Saturday, October 11, 2008

Bishops Being Bishops

This is a great essay from Catholic Thing on the scandalous action last election season around Catholic politicians who defy the stand of the Church on abortion (with little reaction from leading US Bishops who were apparently defying the Holy Father who urged them to speak out) and the great change in this year’s season.

An excerpt.

“What a difference four years make. In 2004 a small number of bishops publicly criticized the pro-abortion position of the Democrat running for president. This election year, they have grown to a large and lusty choir taking strong public stands against the pro-abortion politics of the Democratic ticket and their loudest supporters. Why such a difference from 2004 to now?...

“We know now that things spun out of control. While Cardinal McCarrick’s final report was scheduled for after the election, the bishops held one of their twice-annual meetings in Colorado that June and two unusual things happened: the mostly liberal lay staff was booted out of the meeting so that the bishops could talk without their influence, and Cardinal McCarrick delivered “interim reflections” of the task force.

“He warned against denying anyone the Eucharist, and he claimed that “Vatican officials” also “advised caution,” and concluded that, “The task force does not advocate the denial of Communion to Catholic politicians.”

“Yet several days later the actual memorandum from Cardinal Ratzinger to Cardinal McCarrick was leaked to the press, showing that Ratzinger had said, in fact, that pro-abortion Catholic politicians “must” be refused Communion after proper counseling and obstinate persistence in defying Church teaching.
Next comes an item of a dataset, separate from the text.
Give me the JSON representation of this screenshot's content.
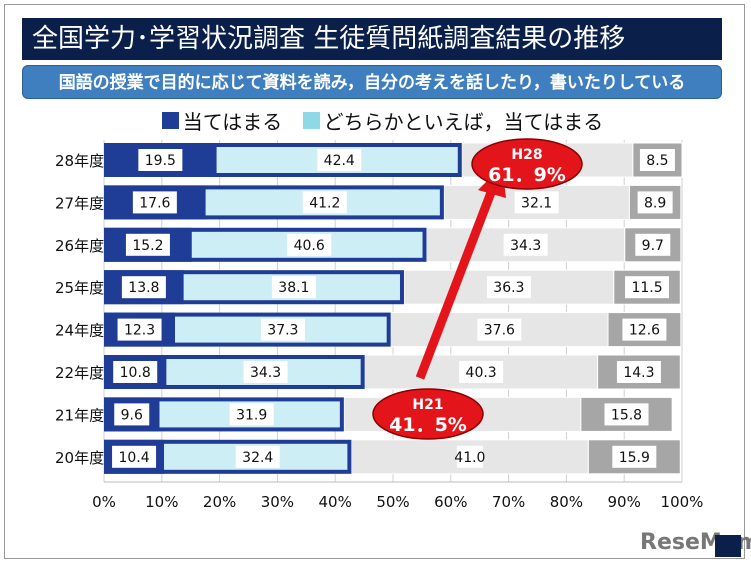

Ultimately, the bishops as a body produced a document leaving the matter to the discretion of each bishop in his own diocese.

“This is old news, but sheds new light on the current debate. This year there is no McCarrick Committee keeping the conversation sotto voce among an elite few. And this year the bishops are thundering. It is not just the heroic few – Chaput, Burke, and a few others – who were willing to suffer criticism in 2004. Now it is a whole bunch of them, more than thirty at this point. Moreover, the list includes those – like Edward Cardinal Egan of New York and McCarrick's successor Archbishop Donald Wuerl of Washington DC – who have tended to work quietly behind the scenes in the past.

“Other things have changed. In years past, the partisan and the timid seemed to put a damper on an enthusiastic pro-life message coming out of the USCCB and from individual bishops. Some of them are gone, including Democrat Frank Monaghan who for thirty years ran the bishops’ governmental lobby shop. Gone also is Mark Chopko, the general counsel who regularly frightened pro-life Bishops with the IRS boogeyman.”